Fabricators can optimize material usage, machines, manpower and data in the face of supply chain disruptions and labor shortages

Sacrificing one thing to get more of something else is what economists call a trade-off. When it comes to nesting parts, job shops also struggle with trade-offs. Often, the advantage of nesting as many parts together as possible is outweighed by the need for organization. Operators find they must restrict nesting software in order to bundle and easily locate similar parts.

“Now job shops can have their cake and eat it too,” says Wayne Cathers, product owner—business systems for SigmaNEST. A developer of end-to-end CAD/CAM software solutions, SigmaNEST helps metalformers and fabricators optimize material use, machine motion, manpower and data management. It can also take a manufacturer from quoting to shipping and invoicing with linked business systems software programs.

“Unlike other enterprise resource planning and material requirements planning programs, SigmaNEST directly integrates with CAD/CAM,” says Cathers. “More restrictions on the software equate to higher material use and fewer parts made. We eliminated that. Our system organizes and tracks parts without human intervention, allowing a company to get the highest yield possible without sacrificing organization. That saves money, time and material.”

SigmaNEST’s CAD/CAM nesting engine offers customizable modular features with the ability to drive nearly every type of cutting, routing or punching machine. It’s just one of the ways the software gives fabricators intelligent connections between machines and different operations.


“Over the last two years, we broadened our software systems and databases to track and manage data and production from end to end,” says Cathers. “It’s easy for manufacturers to get tunnel vision by just looking at nesting performance, especially with material prices spiking. But you risk missing the bigger picture. We’re seeing the impact of the labor shortage on manufacturers. That’s why it is more important than ever to have software that can do the work for you.”

He says customers increasingly “want integration to be less complex. The bigger shops get, the more complex their processes tend to become. They might have one software product to handle customer relations, one to process order entries and another for manufacturing.” In the past, says Cathers, shops would task their own IT people with integrating multiple software systems. “Now with labor shortages and the economy in general, fabricators either don’t have the finances to invest in in-house IT support or they can’t find people with these skills.”

SigmaNEST is closing the loop for customers by targeting what it calls the connected shop. The software suite combines simplicity with best manufacturing practices to bridge customer relationship management, ordering, inventory, production, delivery and invoicing. Software components like SigmaSCHEDULE and Load Manager allow a job shop to plan projects with nested programs, primary cutting operations and secondary processes such as bending. The software can instantly adjust to workflow changes. In addition to real-time load balancing, these components efficiently divide work between machines and various workstations. It can also automatically resolve scheduling conflicts to compensate for disruptions like machine downtime or the need to incorporate a priority job.

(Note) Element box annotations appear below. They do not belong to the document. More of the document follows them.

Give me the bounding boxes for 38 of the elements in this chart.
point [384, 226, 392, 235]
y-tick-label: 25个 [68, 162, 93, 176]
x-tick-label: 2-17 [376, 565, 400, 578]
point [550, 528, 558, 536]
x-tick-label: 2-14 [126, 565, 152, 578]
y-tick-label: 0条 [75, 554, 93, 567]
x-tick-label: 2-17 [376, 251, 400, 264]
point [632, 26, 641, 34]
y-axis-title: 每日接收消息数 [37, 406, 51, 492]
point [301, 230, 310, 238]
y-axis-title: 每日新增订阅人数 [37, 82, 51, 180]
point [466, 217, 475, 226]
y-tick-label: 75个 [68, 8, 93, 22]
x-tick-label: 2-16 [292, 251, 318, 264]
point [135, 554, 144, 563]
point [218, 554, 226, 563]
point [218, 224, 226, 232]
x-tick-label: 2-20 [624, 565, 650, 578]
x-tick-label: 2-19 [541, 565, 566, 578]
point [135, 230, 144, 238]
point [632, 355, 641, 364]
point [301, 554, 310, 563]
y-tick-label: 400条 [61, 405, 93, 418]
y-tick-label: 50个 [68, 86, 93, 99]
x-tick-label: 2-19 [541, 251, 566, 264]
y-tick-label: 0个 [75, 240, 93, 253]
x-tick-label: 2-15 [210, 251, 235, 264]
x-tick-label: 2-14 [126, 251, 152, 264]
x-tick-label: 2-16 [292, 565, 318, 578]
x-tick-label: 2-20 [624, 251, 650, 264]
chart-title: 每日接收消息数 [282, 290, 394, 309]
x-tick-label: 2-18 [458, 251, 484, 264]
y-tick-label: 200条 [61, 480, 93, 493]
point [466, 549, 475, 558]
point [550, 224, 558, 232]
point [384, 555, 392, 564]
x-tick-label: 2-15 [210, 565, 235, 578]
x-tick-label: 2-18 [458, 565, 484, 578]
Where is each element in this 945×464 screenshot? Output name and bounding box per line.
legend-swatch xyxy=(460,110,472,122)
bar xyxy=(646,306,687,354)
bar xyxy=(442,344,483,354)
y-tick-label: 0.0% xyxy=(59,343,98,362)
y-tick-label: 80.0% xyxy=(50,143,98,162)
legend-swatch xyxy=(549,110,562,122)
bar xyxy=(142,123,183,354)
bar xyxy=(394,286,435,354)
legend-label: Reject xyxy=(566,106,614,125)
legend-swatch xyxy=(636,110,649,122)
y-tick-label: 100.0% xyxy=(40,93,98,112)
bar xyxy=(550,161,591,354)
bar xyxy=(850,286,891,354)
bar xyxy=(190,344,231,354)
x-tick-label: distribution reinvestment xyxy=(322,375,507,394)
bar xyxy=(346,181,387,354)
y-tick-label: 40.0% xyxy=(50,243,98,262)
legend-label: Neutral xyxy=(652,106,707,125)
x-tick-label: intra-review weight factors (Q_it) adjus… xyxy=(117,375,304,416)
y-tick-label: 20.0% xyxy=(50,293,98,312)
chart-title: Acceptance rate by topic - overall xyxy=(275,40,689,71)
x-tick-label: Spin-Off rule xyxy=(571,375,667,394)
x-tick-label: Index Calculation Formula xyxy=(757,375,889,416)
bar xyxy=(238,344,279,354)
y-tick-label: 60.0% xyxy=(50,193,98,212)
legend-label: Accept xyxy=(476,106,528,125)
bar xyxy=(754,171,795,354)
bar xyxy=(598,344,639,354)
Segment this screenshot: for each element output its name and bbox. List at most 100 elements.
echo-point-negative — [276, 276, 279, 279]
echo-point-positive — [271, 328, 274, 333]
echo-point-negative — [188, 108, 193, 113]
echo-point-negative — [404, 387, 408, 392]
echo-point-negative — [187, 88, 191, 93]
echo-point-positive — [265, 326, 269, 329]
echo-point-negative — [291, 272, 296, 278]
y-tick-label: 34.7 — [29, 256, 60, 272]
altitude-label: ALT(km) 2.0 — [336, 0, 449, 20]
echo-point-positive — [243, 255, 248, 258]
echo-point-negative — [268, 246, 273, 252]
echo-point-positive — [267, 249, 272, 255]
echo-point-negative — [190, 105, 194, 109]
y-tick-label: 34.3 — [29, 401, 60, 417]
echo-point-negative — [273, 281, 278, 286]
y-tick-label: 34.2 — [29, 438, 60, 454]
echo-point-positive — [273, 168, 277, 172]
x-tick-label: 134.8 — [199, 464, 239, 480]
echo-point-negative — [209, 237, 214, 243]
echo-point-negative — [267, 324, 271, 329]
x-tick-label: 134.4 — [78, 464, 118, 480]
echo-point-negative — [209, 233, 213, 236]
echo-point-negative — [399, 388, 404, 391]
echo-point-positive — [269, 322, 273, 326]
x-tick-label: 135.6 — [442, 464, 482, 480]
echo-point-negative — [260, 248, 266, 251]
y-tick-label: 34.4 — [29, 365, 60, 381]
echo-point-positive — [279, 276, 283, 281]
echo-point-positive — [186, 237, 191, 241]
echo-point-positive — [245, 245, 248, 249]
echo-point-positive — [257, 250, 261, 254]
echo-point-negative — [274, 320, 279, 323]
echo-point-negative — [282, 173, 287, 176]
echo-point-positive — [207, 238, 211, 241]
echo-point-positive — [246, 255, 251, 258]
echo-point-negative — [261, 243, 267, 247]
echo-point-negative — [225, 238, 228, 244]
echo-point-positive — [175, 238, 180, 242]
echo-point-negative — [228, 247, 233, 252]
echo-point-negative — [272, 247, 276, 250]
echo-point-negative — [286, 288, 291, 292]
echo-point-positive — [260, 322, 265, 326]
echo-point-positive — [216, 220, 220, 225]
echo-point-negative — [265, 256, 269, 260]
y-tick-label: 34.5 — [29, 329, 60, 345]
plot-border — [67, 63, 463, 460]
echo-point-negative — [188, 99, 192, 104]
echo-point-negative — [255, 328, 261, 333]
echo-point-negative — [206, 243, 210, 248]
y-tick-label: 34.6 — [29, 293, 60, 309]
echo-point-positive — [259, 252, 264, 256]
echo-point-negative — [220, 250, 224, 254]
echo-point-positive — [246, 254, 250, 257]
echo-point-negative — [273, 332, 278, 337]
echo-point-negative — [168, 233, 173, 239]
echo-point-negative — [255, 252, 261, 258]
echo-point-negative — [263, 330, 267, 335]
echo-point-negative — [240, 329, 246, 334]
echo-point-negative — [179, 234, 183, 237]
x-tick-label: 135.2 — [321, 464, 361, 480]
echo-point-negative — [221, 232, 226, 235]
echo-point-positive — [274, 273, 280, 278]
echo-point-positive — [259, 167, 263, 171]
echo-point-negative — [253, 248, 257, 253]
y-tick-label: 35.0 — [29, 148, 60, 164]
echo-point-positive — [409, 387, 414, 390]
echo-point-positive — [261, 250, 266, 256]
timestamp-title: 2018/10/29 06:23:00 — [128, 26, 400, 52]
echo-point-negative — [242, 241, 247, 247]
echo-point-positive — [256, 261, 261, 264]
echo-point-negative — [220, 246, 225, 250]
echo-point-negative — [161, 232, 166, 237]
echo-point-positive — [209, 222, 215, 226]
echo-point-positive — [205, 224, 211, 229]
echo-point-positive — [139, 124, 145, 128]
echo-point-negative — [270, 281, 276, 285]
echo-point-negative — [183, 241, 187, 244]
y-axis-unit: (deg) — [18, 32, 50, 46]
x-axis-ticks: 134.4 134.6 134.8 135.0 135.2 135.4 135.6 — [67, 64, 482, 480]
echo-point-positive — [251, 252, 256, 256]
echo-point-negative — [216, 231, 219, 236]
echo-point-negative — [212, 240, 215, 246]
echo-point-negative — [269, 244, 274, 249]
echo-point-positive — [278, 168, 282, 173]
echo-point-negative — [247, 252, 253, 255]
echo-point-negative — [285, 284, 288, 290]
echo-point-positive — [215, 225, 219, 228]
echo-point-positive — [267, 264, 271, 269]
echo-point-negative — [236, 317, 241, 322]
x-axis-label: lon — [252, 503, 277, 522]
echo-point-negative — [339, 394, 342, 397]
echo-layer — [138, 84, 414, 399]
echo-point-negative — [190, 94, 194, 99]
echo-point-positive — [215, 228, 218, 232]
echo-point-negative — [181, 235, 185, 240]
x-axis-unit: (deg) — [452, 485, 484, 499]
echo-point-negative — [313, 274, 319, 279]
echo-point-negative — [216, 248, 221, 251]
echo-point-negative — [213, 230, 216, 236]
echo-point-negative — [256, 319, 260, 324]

SigmaSHIPPING and SigmaRECEIVE streamline logistics on the shop floor. An operator or manager can use these browser-based apps to create and receive deliveries and dispatch notes from a smartphone or tablet. SigmaQUOTE and SigmaMRP easily integrate business systems with manufacturing processes.


“Our customers asked for better shop floor tracking to gain efficiencies without having to dedicate personnel to monitor jobs and schedules,” Cathers says. “Tracking data from the time you start a job to the time the job is completed provides critical data such as how long the job took and how much material was used. A fabricator can perform accurate comparisons between estimated costs used for quoting and actual processing time. If there are discrepancies, a company can pinpoint where its inefficiencies are.”

For manufacturers that want to retain current ERP and MRP systems, SigmaNEST’s software is easy to incorporate within a customer’s existing business management system. “An ERP system routinely handles tasks such as order entry and accounting, but it can’t understand how parts need to be nested or scheduled,” Cathers says. “In cases like these, our connected shop suite of products manages all the manufacturing activities then hands the data back over to a customer’s ERP software.”

Each fall, SigmaNEST releases the next version of its platform. The software solution provider considers customer feedback in developing and testing new features. This year it will introduce easier ways to view data on the shop floor as well as functions to help users track quality, nonconformance reports and corrective action plans.